The Gillard government has adamantly refused to heed such demands, insisting that poverty level welfare payments are necessary to “encourage” the unemployed to take whatever work becomes available. Labor is engaged in a ruthless austerity drive, aimed at slashing welfare costs and widening the pool of cheap labour for exploitation by business. It has raised the retirement age from 65 to 67, stripped young people of access to various welfare payments, imposed harsh restrictions on access to disability benefits, and targeted single mothers.

 

Recent legislation stripping the Parenting Payment from an estimated 100,000 single parents, placing them on the far lower Newstart benefit, will plunge more women and children into poverty.
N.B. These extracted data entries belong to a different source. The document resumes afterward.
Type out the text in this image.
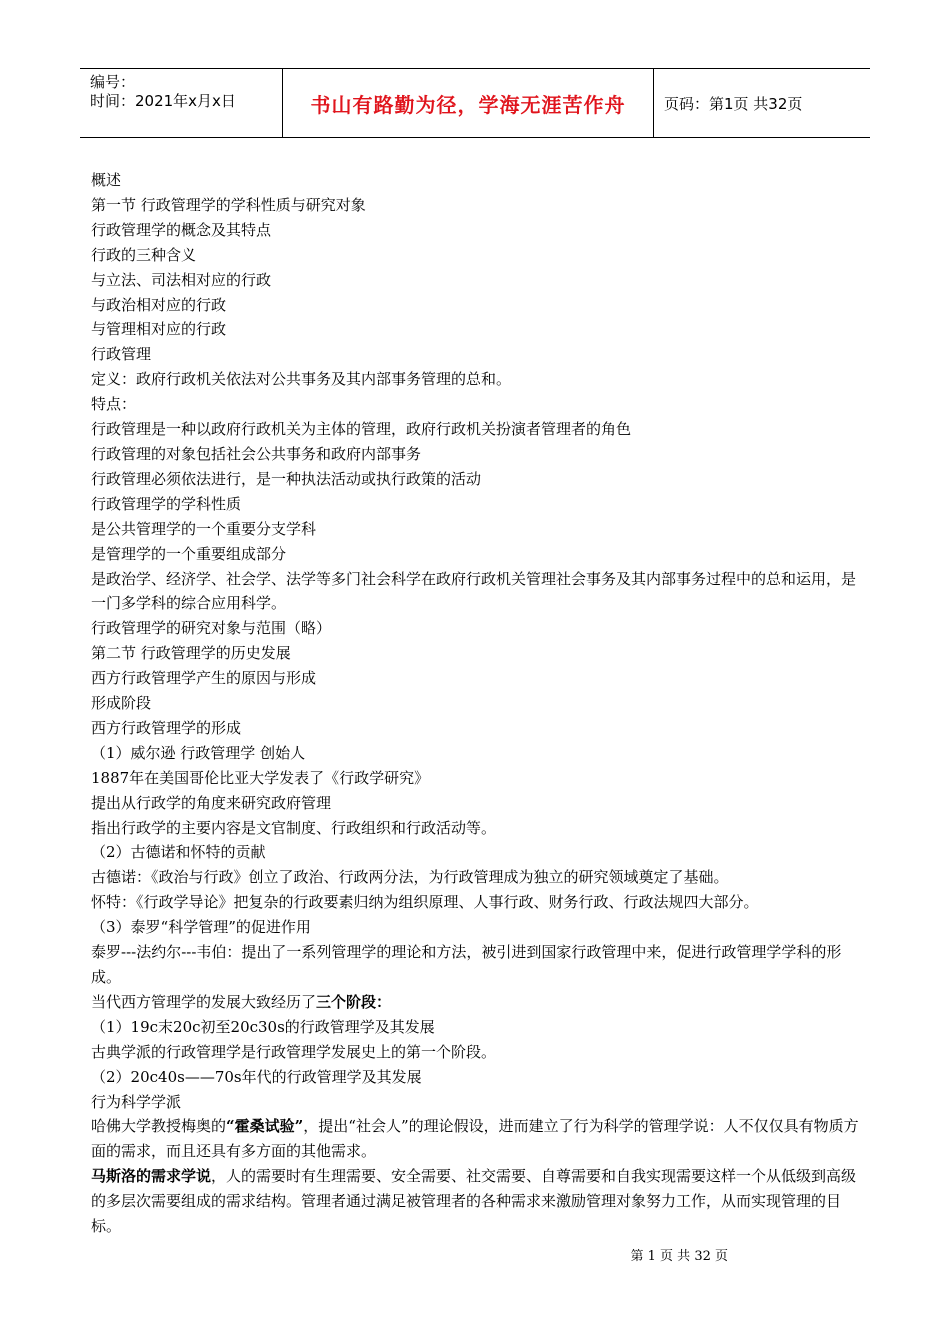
编号：
时间：2021年x月x日	书山有路勤为径，学海无涯苦作舟	页码：第1页 共32页

概述

第一节 行政管理学的学科性质与研究对象

行政管理学的概念及其特点

行政的三种含义

与立法、司法相对应的行政

与政治相对应的行政

与管理相对应的行政

行政管理

定义：政府行政机关依法对公共事务及其内部事务管理的总和。

特点：

行政管理是一种以政府行政机关为主体的管理，政府行政机关扮演者管理者的角色

行政管理的对象包括社会公共事务和政府内部事务

行政管理必须依法进行，是一种执法活动或执行政策的活动

行政管理学的学科性质

是公共管理学的一个重要分支学科

是管理学的一个重要组成部分

是政治学、经济学、社会学、法学等多门社会科学在政府行政机关管理社会事务及其内部事务过程中的总和运用，是一门多学科的综合应用科学。

行政管理学的研究对象与范围（略）

第二节 行政管理学的历史发展

西方行政管理学产生的原因与形成

形成阶段

西方行政管理学的形成

（1）威尔逊 行政管理学 创始人

1887年在美国哥伦比亚大学发表了《行政学研究》

提出从行政学的角度来研究政府管理

指出行政学的主要内容是文官制度、行政组织和行政活动等。

（2）古德诺和怀特的贡献

古德诺：《政治与行政》创立了政治、行政两分法，为行政管理成为独立的研究领域奠定了基础。

怀特：《行政学导论》把复杂的行政要素归纳为组织原理、人事行政、财务行政、行政法规四大部分。

（3）泰罗“科学管理”的促进作用

泰罗---法约尔---韦伯：提出了一系列管理学的理论和方法，被引进到国家行政管理中来，促进行政管理学学科的形成。

当代西方管理学的发展大致经历了三个阶段：

（1）19c末20c初至20c30s的行政管理学及其发展

古典学派的行政管理学是行政管理学发展史上的第一个阶段。

（2）20c40s——70s年代的行政管理学及其发展

行为科学学派

哈佛大学教授梅奥的“霍桑试验”，提出“社会人”的理论假设，进而建立了行为科学的管理学说：人不仅仅具有物质方面的需求，而且还具有多方面的其他需求。

马斯洛的需求学说，人的需要时有生理需要、安全需要、社交需要、自尊需要和自我实现需要这样一个从低级到高级的多层次需要组成的需求结构。管理者通过满足被管理者的各种需求来激励管理对象努力工作，从而实现管理的目标。

第 1 页 共 32 页
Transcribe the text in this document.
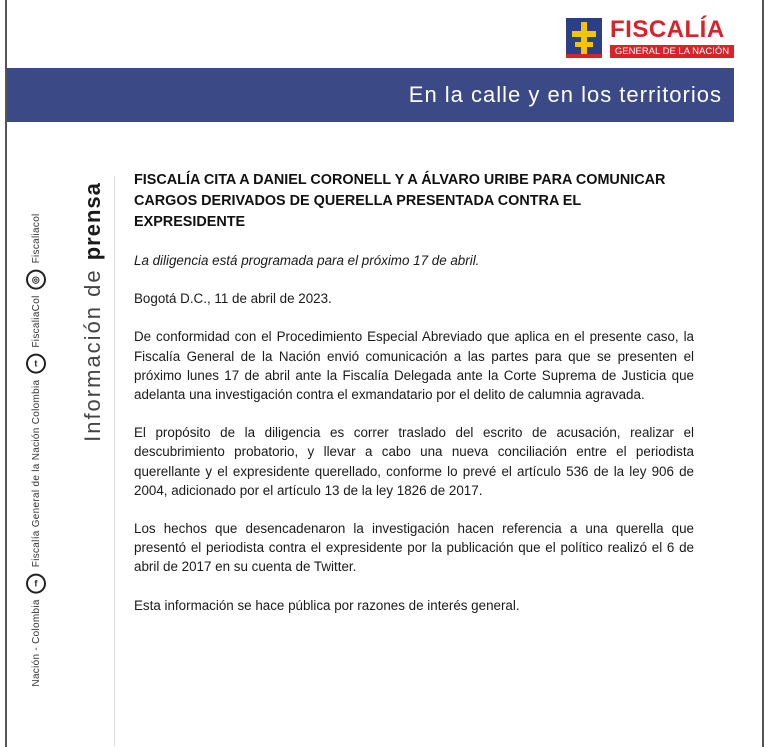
FISCALÍA
GENERAL DE LA NACIÓN
En la calle y en los territorios
Información de prensa
Nación - Colombia
f
Fiscalía General de la Nación Colombia
t
FiscaliaCol
◎
Fiscaliacol

FISCALÍA CITA A DANIEL CORONELL Y A ÁLVARO URIBE PARA COMUNICAR CARGOS DERIVADOS DE QUERELLA PRESENTADA CONTRA EL EXPRESIDENTE

La diligencia está programada para el próximo 17 de abril.

Bogotá D.C., 11 de abril de 2023.

De conformidad con el Procedimiento Especial Abreviado que aplica en el presente caso, la Fiscalía General de la Nación envió comunicación a las partes para que se presenten el próximo lunes 17 de abril ante la Fiscalía Delegada ante la Corte Suprema de Justicia que adelanta una investigación contra el exmandatario por el delito de calumnia agravada.

El propósito de la diligencia es correr traslado del escrito de acusación, realizar el descubrimiento probatorio, y llevar a cabo una nueva conciliación entre el periodista querellante y el expresidente querellado, conforme lo prevé el artículo 536 de la ley 906 de 2004, adicionado por el artículo 13 de la ley 1826 de 2017.

Los hechos que desencadenaron la investigación hacen referencia a una querella que presentó el periodista contra el expresidente por la publicación que el político realizó el 6 de abril de 2017 en su cuenta de Twitter.

Esta información se hace pública por razones de interés general.
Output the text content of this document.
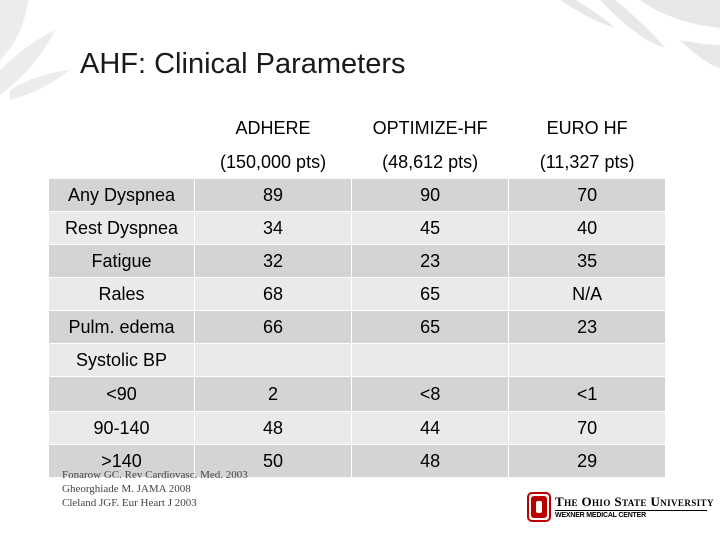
AHF: Clinical Parameters
	ADHERE	OPTIMIZE-HF	EURO HF
	(150,000 pts)	(48,612 pts)	(11,327 pts)
Any Dyspnea	89	90	70
Rest Dyspnea	34	45	40
Fatigue	32	23	35
Rales	68	65	N/A
Pulm. edema	66	65	23
Systolic BP			
<90	2	<8	<1
90-140	48	44	70
>140	50	48	29
Fonarow GC. Rev Cardiovasc. Med. 2003
Gheorghiade M. JAMA 2008
Cleland JGF. Eur Heart J 2003	The Ohio State University
WEXNER MEDICAL CENTER
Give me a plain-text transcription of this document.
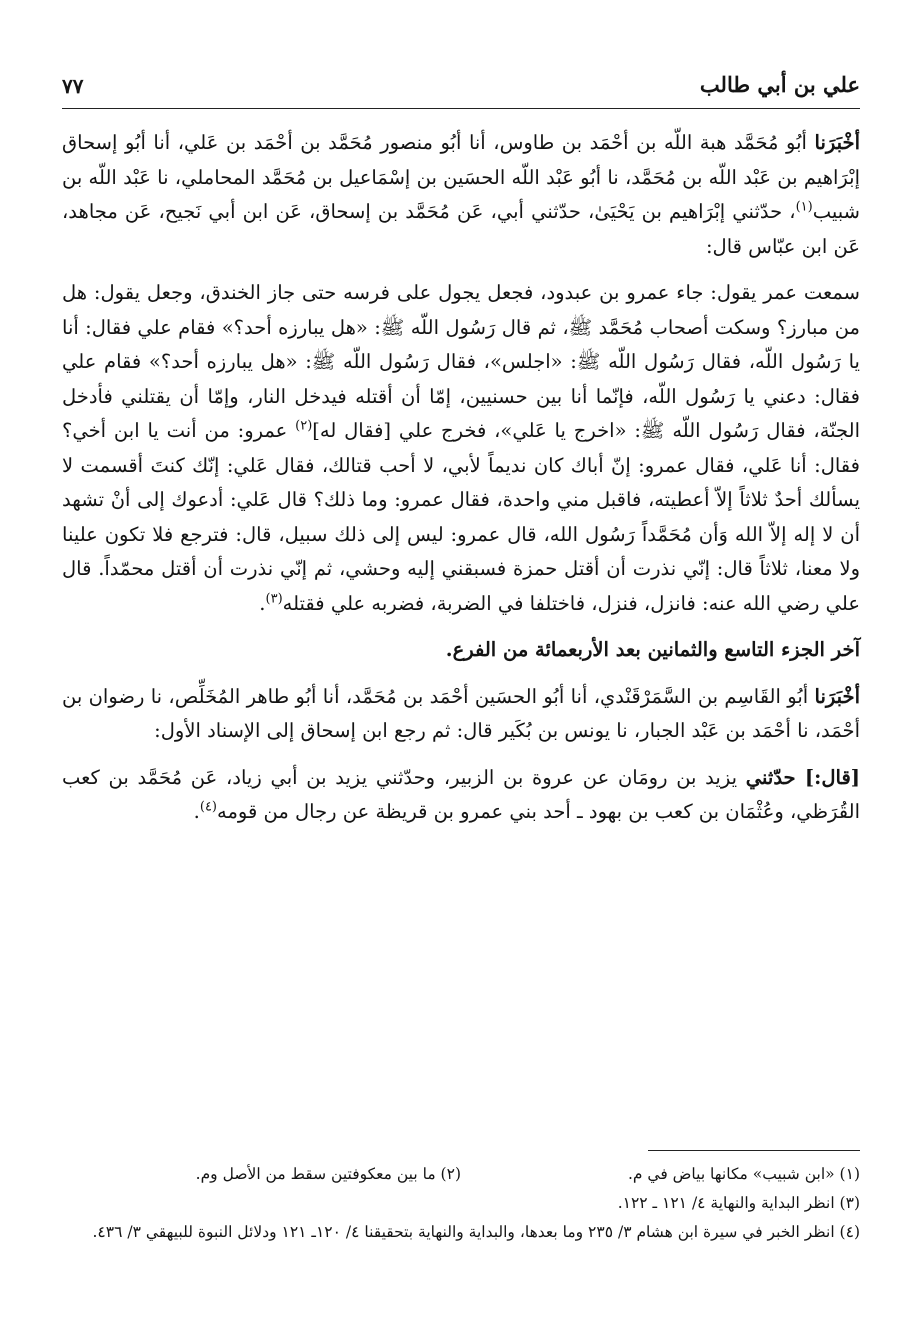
٧٧	علي بن أبي طالب

أخْبَرَنا أبُو مُحَمَّد هبة اللّه بن أحْمَد بن طاوس، أنا أبُو منصور مُحَمَّد بن أحْمَد بن عَلي، أنا أبُو إسحاق إبْرَاهيم بن عَبْد اللّه بن مُحَمَّد، نا أبُو عَبْد اللّه الحسَين بن إسْمَاعيل بن مُحَمَّد المحاملي، نا عَبْد اللّه بن شبيب$^{(١)}$، حدّثني إبْرَاهيم بن يَحْيَىٰ، حدّثني أبي، عَن مُحَمَّد بن إسحاق، عَن ابن أبي نَجيح، عَن مجاهد، عَن ابن عبّاس قال:

سمعت عمر يقول: جاء عمرو بن عبدود، فجعل يجول على فرسه حتى جاز الخندق، وجعل يقول: هل من مبارز؟ وسكت أصحاب مُحَمَّد ﷺ، ثم قال رَسُول اللّه ﷺ: «هل يبارزه أحد؟» فقام علي فقال: أنا يا رَسُول اللّه، فقال رَسُول اللّه ﷺ: «اجلس»، فقال رَسُول اللّه ﷺ: «هل يبارزه أحد؟» فقام علي فقال: دعني يا رَسُول اللّه، فإنّما أنا بين حسنيين، إمّا أن أقتله فيدخل النار، وإمّا أن يقتلني فأدخل الجنّة، فقال رَسُول اللّه ﷺ: «اخرج يا عَلي»، فخرج علي [فقال له]$^{(٢)}$ عمرو: من أنت يا ابن أخي؟ فقال: أنا عَلي، فقال عمرو: إنّ أباك كان نديماً لأبي، لا أحب قتالك، فقال عَلي: إنّك كنتَ أقسمت لا يسألك أحدٌ ثلاثاً إلاّ أعطيته، فاقبل مني واحدة، فقال عمرو: وما ذلك؟ قال عَلي: أدعوك إلى أنْ تشهد أن لا إله إلاّ الله وَأن مُحَمَّداً رَسُول الله، قال عمرو: ليس إلى ذلك سبيل، قال: فترجع فلا تكون علينا ولا معنا، ثلاثاً قال: إنّي نذرت أن أقتل حمزة فسبقني إليه وحشي، ثم إنّي نذرت أن أقتل محمّداً. قال علي رضي الله عنه: فانزل، فنزل، فاختلفا في الضربة، فضربه علي فقتله$^{(٣)}$.

آخر الجزء التاسع والثمانين بعد الأربعمائة من الفرع.

أخْبَرَنا أبُو القَاسِم بن السَّمَرْقَنْدي، أنا أبُو الحسَين أحْمَد بن مُحَمَّد، أنا أبُو طاهر المُخَلِّص، نا رضوان بن أحْمَد، نا أحْمَد بن عَبْد الجبار، نا يونس بن بُكَير قال: ثم رجع ابن إسحاق إلى الإسناد الأول:

[قال:] حدّثني يزيد بن رومَان عن عروة بن الزبير، وحدّثني يزيد بن أبي زياد، عَن مُحَمَّد بن كعب القُرَظي، وعُثْمَان بن كعب بن بهود ـ أحد بني عمرو بن قريظة عن رجال من قومه$^{(٤)}$.

(١) «ابن شبيب» مكانها بياض في م.
(٢) ما بين معكوفتين سقط من الأصل وم.
(٣) انظر البداية والنهاية ٤/ ١٢١ ـ ١٢٢.
(٤) انظر الخبر في سيرة ابن هشام ٣/ ٢٣٥ وما بعدها، والبداية والنهاية بتحقيقنا ٤/ ١٢٠ـ ١٢١ ودلائل النبوة للبيهقي ٣/ ٤٣٦.
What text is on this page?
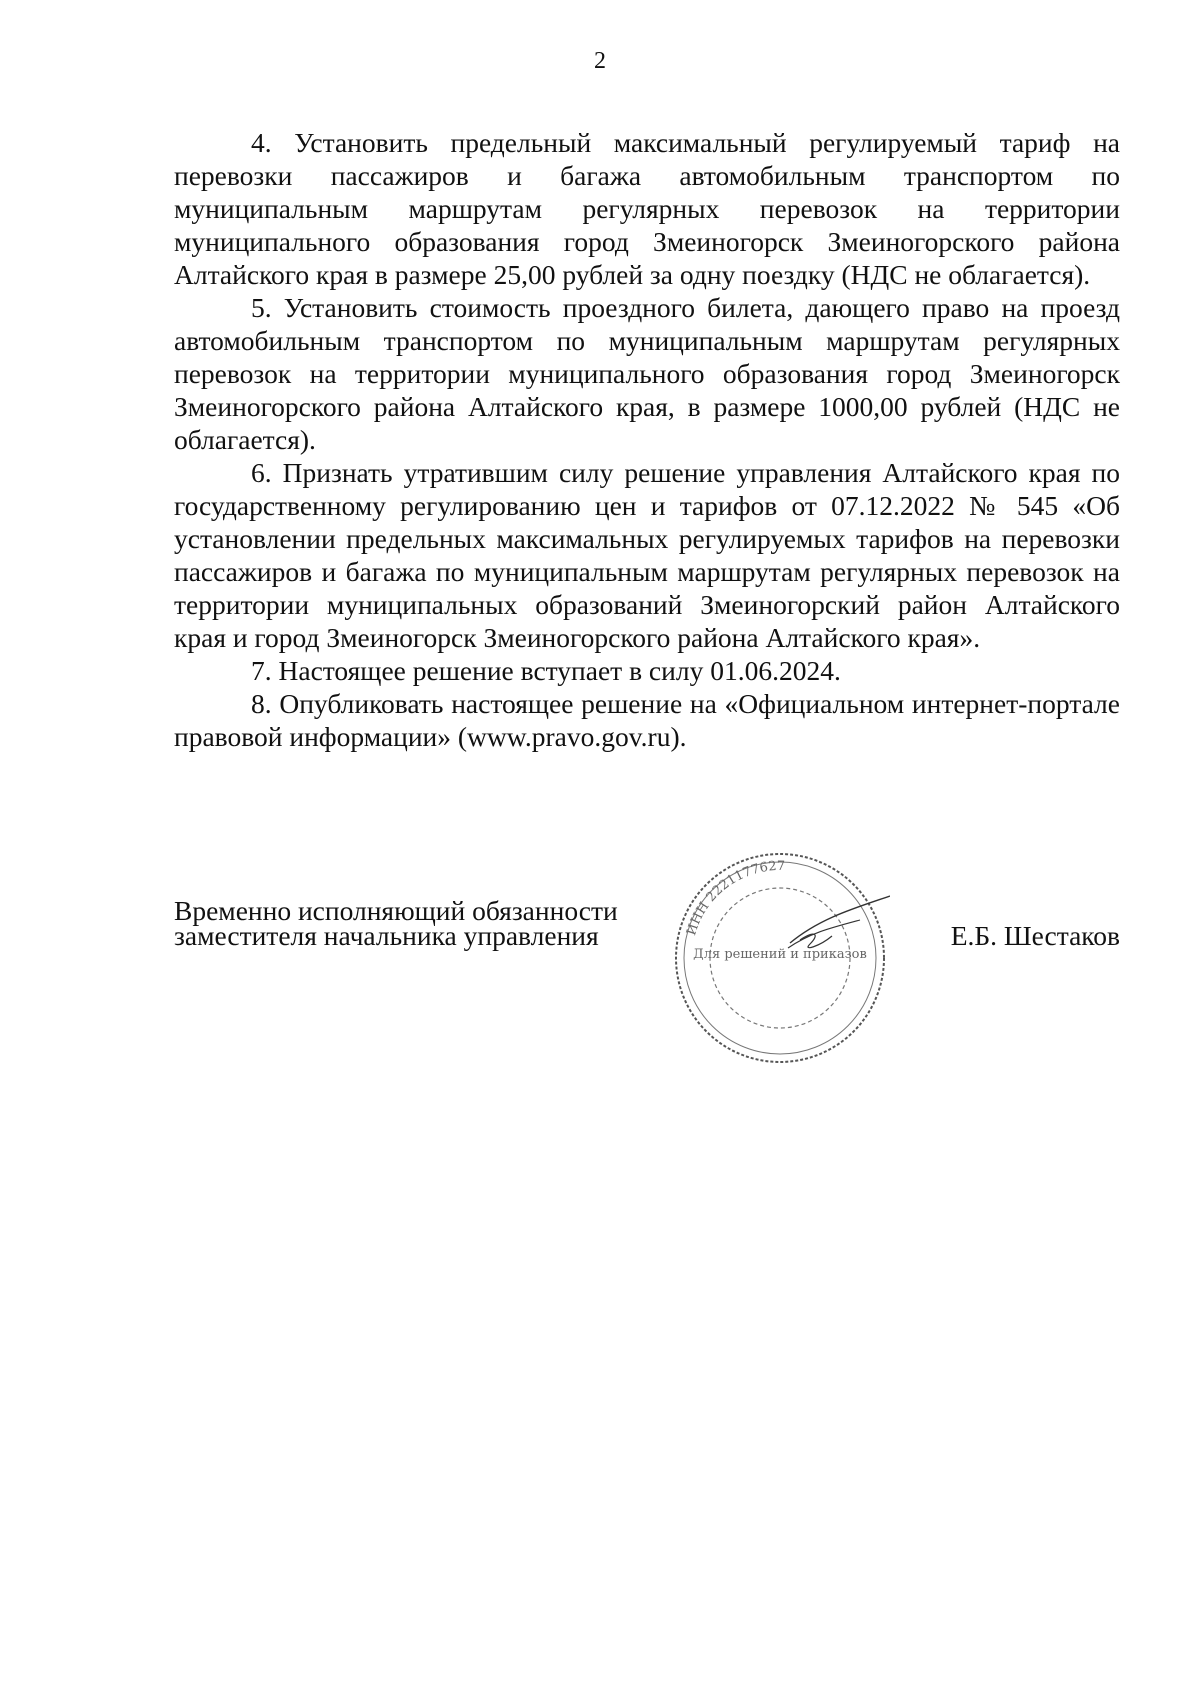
2

4. Установить предельный максимальный регулируемый тариф на перевозки пассажиров и багажа автомобильным транспортом по муниципальным маршрутам регулярных перевозок на территории муниципального образования город Змеиногорск Змеиногорского района Алтайского края в размере 25,00 рублей за одну поездку (НДС не облагается).

5. Установить стоимость проездного билета, дающего право на проезд автомобильным транспортом по муниципальным маршрутам регулярных перевозок на территории муниципального образования город Змеиногорск Змеиногорского района Алтайского края, в размере 1000,00 рублей (НДС не облагается).

6. Признать утратившим силу решение управления Алтайского края по государственному регулированию цен и тарифов от 07.12.2022 № 545 «Об установлении предельных максимальных регулируемых тарифов на перевозки пассажиров и багажа по муниципальным маршрутам регулярных перевозок на территории муниципальных образований Змеиногорский район Алтайского края и город Змеиногорск Змеиногорского района Алтайского края».

7. Настоящее решение вступает в силу 01.06.2024.

8. Опубликовать настоящее решение на «Официальном интернет-портале правовой информации» (www.pravo.gov.ru).

Временно исполняющий обязанности
заместителя начальника управления	ИНН 2221177627
Для решений и приказов
Е.Б. Шестаков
Already, as ACOSS reported, “almost half of all children living in poverty are in lone parent families.”

 

The report also pointed to the rising numbers of working poor. Nearly 18 percent of the poor in Australia—401,000 people—have full-time jobs. Another 15 percent of the poor—349,000 people—work part-time. Nearly one in every five part-time workers are living below the poverty line.

 

Social inequality in Australia has been increasing since the 1980s, in parallel with most advanced capitalist countries. Reports compiled by economists Tony Atkinson and Andrew Leigh (now a Labor MP) have shown that for most of the twentieth century, the top 1 percent was receiving less than 1 percent of total income growth, that is, the share of income earned by the ultra-wealthy shrunk from the 1910s to the 1970s. The situation has sharply transformed in the last three decades, with the richest 1 percent taking 14 percent of all personal income growth in Australia since 1980.

 

The mining boom has further heightened social inequality. While the working class confronts greater financial insecurity and hardship, the super-rich are reaping unprecedented personal fortunes under the Labor government’s rule.

 

The Business Review Weekly’s “Rich 200” list, released in May, noted that Australia’s 200 wealthiest individuals—approximately equivalent to the top 0.001 per cent of the population—had increased their collective wealth by 8.4 percent in the previous 12 months, to a total of $181 billion. Mining magnates benefitting from the China-fuelled boom in mineral commodity prices led the charge, with Australia’s richest individual Gina Rinehart nearly tripling her personal wealth, from $10 billion in 2011 to $29 billion in 2012.

 

University of New South Wales professor Peter Whiteford, comparing income inequality as measured by the Gini coefficient, has noted that the mining state of Western Australia is now only marginally less unequal than the United States. In other words, in one of the centres of the mining boom, far from the incomes of everyone rising, the social gulf between rich and poor only deepened.